Außenministerin Annalena Baerbock kann mit ihren Reisen nach Kiew und anschließend nach Moskau nur wenig erreichen. Schließlich haben die Treffen zwischen dem Westen und Russland den Ukraine-Konflikt leider kaum entspannt, ihnen folgten sogar weitere Drohungen. Dennoch sollte die Diplomatin nichts unversucht lassen.

In der ukrainischen Hauptstadt kann sie den vom Westen enttäuschten Politikerinnen und Politikern versichern, dass Deutschland und die anderen EU-Staaten der Ukraine weiter beistehen - auch, wenn die Europäer nicht alle Forderungen Kiews erfüllen können oder wollen.

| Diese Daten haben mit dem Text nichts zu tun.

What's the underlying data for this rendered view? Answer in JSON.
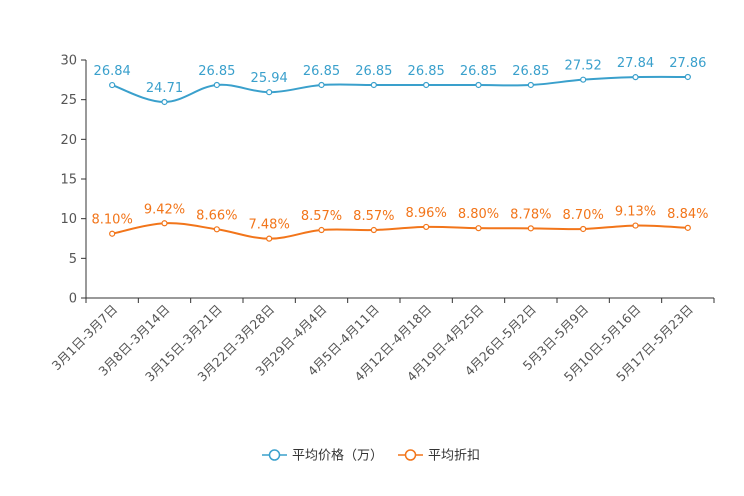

In Moskau wird Baerbock ausloten, ob die Regierung Putin wirklich Deutschland und die anderen EU-Staaten nicht mehr ernst nimmt und ausschließlich mit den USA sprechen will.

Ukraine-Konflikt: Russland kein Gegner, sondern potenzieller Partner

Dem hiesigen Publikum signalisiert die Ampel-Ministerin, dass es trotz wachsender Kriegsangst noch keinen Grund gibt, Russland als Gegner zu behandeln, sondern mit Moskau trotz allem weiter wie mit einem potenziellen Partner zu sprechen. Sie tritt damit der hierzulande schärfer werdenden Rhetorik entgegen, die den Konflikt nur unnötig anheizt, aber keine konstruktiven Vorschläge macht und die bisherige Strategie des Westens wirklich weiterentwickelt.